There’s nothing I like better than when a whole bunch of twenty-somethings end up in a lavish manor in the English countryside drinking cocktails, swapping partners and keeping secrets. The movie Peter’s Friends was a prime example of this, as was the TV show Brideshead Revisited. There’s just something thoroughly splendid about the way toffs do things, especially when you throw a few ordinary folk in for a laugh.
In Lucie Whitehouse’s debut novel, Lucas is the modern-day toff who has just inherited an oxfordshire stately home. His best friend at college, Joanna, is one of the ordinary folk he invites for the first of many weekends his tight-knit group of chums has planned.
Joanna has been holding a torch for Lucas for ages but has more or less given up hope when, to her astonishment, he declares his undying love. They should be the perfect couple, but the house begins having a strange effect on Lucas. He is obsessed with the uncle who recently died and left him the house and is going overboard on the cocktail front. Plus there’s his druggie mate Danny, who Jo thinks is fleecing Lucas. And then there’s Greg, Rachel’s boyfriend, who is making Jo feel most peculiar.
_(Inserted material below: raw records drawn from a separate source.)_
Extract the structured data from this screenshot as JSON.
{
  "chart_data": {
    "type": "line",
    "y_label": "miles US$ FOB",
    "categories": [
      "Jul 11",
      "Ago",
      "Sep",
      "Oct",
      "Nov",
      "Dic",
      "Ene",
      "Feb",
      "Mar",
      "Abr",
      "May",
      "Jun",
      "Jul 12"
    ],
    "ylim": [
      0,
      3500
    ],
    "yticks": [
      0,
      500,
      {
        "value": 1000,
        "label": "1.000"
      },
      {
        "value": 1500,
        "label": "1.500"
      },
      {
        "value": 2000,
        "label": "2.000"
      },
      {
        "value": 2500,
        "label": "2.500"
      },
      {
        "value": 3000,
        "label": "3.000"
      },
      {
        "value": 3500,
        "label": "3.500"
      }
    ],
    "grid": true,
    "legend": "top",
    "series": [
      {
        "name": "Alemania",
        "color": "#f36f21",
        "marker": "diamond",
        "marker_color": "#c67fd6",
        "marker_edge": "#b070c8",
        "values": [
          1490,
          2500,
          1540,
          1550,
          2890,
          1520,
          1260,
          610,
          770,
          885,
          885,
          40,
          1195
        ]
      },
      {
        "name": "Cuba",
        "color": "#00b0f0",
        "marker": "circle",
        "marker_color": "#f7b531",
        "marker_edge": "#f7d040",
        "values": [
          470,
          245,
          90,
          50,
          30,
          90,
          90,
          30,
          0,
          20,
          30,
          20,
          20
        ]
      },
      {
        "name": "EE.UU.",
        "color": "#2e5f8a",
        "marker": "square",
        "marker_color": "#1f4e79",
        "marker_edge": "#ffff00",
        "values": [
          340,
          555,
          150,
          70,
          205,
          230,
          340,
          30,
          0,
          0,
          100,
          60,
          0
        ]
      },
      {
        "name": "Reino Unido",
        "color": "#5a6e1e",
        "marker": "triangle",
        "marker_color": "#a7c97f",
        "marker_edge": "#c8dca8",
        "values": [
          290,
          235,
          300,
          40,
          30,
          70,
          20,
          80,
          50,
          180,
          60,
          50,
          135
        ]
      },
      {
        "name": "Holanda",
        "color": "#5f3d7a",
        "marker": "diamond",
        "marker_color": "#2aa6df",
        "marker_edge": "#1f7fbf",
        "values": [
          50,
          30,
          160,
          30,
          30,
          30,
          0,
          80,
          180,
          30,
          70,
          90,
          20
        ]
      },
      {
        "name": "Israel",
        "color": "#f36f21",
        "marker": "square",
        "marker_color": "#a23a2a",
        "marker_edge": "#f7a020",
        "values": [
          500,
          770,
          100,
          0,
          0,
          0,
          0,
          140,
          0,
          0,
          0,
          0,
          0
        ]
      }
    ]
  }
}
It’s a page-turner for sure, although at times I found Jo a tiny bit in need of a kick in the seat of the pants. If I was Rachel I might have gone round to her flat and apple-pied her bed or set her hair on fire. But if you like books which are about twenty-somethings ending up in lavish manors in the English countryside drinking cocktails, swapping partners and keeping secrets, you’ll love this.